If symmetry, or any other geometrical considerations, need to be addressed, such as manufacturing requirements (symmetry, demoulding directions, tool access for machining, thickness for members), it is implemented with Geometrical Restriction. This ultimately means that this approach can be used for traditional manufacturing.  

Figure 9: Geometrical Restrictions 

A geometrical restriction is needed for the symmetry, and then one to freeze the material concerning the magnetic holder. While the constraints could just as easily be added to the edges, this was the way I opted for. 

Without further ado, let’s run the topology optimization! In the model tree we click “Optimization Process” under the analysis branch. Note that models can have several optimization tasks, where you can experiment with different setups and algorithms.  

Figure 10: Create Topology Optimization Job 

4. Extract and Smooth Results 

As constraints are applied over several cycles – element density changes and reveals critical load paths.  

As elements can have several densities – visualization is created by using ISO surfaces in the density field.  

Elements with a relative density below the cut value is discarded, revealing the optimized elements with high enough density.  

Figure 12: Optimized Iso-surfaces 

The viewed result is based on element results, providing only a preview. Global smoothing is performed by extracting mesh where smoothing parameters is provided.  

Note that it is possible to select both cycle and iso-value to start mesh extraction (right-click optimization process in the model tree). It is highly recommended to look into the documentation (Search “Extracting a smoothed mesh”) for an explanation of the advanced parameters, as they are vital to create good looking meshes for further processing.  

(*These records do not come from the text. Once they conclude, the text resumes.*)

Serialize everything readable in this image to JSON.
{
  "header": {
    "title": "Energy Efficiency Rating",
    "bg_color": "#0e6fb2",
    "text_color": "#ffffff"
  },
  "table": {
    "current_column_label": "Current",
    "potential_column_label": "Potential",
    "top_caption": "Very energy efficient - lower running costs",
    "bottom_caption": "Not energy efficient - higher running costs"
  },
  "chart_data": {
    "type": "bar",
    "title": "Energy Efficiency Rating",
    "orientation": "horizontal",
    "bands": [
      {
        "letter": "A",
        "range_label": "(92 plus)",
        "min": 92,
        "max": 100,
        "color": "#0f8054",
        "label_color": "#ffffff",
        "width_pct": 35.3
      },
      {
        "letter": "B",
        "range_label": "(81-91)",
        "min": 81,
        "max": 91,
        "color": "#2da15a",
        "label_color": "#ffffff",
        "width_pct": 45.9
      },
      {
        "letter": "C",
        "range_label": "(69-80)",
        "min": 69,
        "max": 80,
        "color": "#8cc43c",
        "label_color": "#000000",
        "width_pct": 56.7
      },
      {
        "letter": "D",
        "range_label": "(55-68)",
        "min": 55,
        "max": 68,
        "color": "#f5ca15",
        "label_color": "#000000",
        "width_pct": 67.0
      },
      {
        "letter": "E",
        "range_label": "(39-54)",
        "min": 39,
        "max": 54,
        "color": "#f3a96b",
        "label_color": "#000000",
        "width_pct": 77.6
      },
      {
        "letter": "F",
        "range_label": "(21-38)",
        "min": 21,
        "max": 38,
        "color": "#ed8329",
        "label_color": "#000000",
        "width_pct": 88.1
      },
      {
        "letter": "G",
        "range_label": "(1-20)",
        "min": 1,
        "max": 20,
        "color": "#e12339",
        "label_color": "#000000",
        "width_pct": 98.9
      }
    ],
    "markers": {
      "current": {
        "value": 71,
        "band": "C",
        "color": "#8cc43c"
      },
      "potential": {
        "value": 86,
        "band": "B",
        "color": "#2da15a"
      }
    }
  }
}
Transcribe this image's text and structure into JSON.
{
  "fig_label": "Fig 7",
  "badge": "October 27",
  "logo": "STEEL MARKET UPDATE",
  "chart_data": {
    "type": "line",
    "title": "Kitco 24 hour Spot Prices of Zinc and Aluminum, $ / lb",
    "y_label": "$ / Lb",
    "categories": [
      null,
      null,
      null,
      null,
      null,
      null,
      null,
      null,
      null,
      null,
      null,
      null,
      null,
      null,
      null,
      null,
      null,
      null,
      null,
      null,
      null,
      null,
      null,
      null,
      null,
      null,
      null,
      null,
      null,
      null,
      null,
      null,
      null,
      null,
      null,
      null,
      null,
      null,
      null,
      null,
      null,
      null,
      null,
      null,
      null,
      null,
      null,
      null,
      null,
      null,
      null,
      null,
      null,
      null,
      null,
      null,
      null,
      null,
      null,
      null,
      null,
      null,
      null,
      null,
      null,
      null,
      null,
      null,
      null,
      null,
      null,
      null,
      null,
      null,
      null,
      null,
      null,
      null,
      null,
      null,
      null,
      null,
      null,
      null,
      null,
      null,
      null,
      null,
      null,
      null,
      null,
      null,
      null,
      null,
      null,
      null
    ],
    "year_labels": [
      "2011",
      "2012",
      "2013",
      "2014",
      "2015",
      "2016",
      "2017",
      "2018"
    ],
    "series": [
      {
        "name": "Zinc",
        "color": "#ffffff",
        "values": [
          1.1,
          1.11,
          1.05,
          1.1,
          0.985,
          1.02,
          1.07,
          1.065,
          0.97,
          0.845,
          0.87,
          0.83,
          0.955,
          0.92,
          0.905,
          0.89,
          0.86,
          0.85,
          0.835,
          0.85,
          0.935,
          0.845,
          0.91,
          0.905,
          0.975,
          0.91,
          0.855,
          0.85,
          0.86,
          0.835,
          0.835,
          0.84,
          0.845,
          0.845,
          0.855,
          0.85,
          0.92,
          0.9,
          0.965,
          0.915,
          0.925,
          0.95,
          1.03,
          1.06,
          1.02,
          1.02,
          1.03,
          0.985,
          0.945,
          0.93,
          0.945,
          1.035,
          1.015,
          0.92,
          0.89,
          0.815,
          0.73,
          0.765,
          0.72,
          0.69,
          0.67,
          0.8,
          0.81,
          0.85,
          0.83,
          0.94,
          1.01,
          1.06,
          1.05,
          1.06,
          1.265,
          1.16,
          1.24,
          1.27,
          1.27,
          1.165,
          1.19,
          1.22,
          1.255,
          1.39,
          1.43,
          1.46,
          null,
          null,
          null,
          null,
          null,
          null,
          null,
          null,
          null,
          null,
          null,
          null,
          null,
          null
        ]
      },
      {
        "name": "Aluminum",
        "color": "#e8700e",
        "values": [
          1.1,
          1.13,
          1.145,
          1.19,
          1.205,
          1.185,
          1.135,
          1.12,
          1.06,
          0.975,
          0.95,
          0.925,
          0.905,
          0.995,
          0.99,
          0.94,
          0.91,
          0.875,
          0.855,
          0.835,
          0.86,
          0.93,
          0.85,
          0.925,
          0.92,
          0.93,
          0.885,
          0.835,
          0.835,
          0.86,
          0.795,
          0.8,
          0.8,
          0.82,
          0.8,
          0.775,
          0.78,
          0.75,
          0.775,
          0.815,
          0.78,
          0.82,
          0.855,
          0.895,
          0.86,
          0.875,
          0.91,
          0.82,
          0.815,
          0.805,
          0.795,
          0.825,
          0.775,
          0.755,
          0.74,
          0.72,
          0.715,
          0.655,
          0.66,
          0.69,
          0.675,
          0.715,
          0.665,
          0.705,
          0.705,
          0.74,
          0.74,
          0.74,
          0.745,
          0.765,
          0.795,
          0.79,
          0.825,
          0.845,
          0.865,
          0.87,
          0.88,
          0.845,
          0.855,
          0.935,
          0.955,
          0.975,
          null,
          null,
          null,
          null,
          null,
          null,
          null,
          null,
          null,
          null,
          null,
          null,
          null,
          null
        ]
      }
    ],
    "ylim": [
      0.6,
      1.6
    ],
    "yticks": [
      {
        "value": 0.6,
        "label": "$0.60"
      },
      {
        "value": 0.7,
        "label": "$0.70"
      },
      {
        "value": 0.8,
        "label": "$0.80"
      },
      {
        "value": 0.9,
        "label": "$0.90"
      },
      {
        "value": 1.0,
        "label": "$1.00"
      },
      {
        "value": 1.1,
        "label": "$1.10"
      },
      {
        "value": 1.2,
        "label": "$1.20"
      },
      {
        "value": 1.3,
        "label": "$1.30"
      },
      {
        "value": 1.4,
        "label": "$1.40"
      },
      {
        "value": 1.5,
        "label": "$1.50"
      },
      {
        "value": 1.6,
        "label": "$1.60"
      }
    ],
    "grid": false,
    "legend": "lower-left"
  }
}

Figure 13: Smoothed Result 

Resulted smoothed geometry is shown below and is exported as an STL file for further processing, before it is sent to the 3DPrinter.  

Figure 14: Smoothed Topology Optimization Result 

It is worth noting that at this point, the workflow has a natural breakpoint. Usually, the prototype is printed, and small adjustments to the design domain or study will invoke a more suitable optimization, adding more load cases for robustness or functional changes, such as making more room for the pens.  

If not, it is often recreated as a CAD model – which often is a complex and time-consuming job (check out Functional Generative Design on the 3DExperience platform!). Drawing creation for manufacturing gets to be quite laboursome. However, the quality of a few iterations of topology optimized driven design can be miles ahead traditional process, but this is where you pay the price.  

For direct prototyping, we can luckily send it straight to the printer.  

5. Send to 3DPrinter

As a relative rookie in the 3DPrinting world, we have an easy-to-use FDM printer which has an integrated slicer and monitoring tool. I can drag and drop the STL file, and then slice its based settings for supports, and so forth.  

Figure 15: Sliced STL file 

Figure 16: Printed Component with Supports 

Figure 17: Tidy whiteboard at last! 

Closing Remarks  

Working with topology optimization requires a solid understanding of all possible loads that are, and can be, subjected to the component at hand. The more aggressively the optimization is, the more fragile the part is, if subjected to loads outside the defined behaviour. This is mentioned to show that results of topology optimization should be subjected to best-practice rigours engineering and not be taken at face value, while this technique allows a short-cut to design high performance components it.  

There are other forms of application of topological optimization, where instead of element relative density, thickness and sizes are the variables. Minor adjustments to specific geometrical changes can also be applied to increase fatigue life.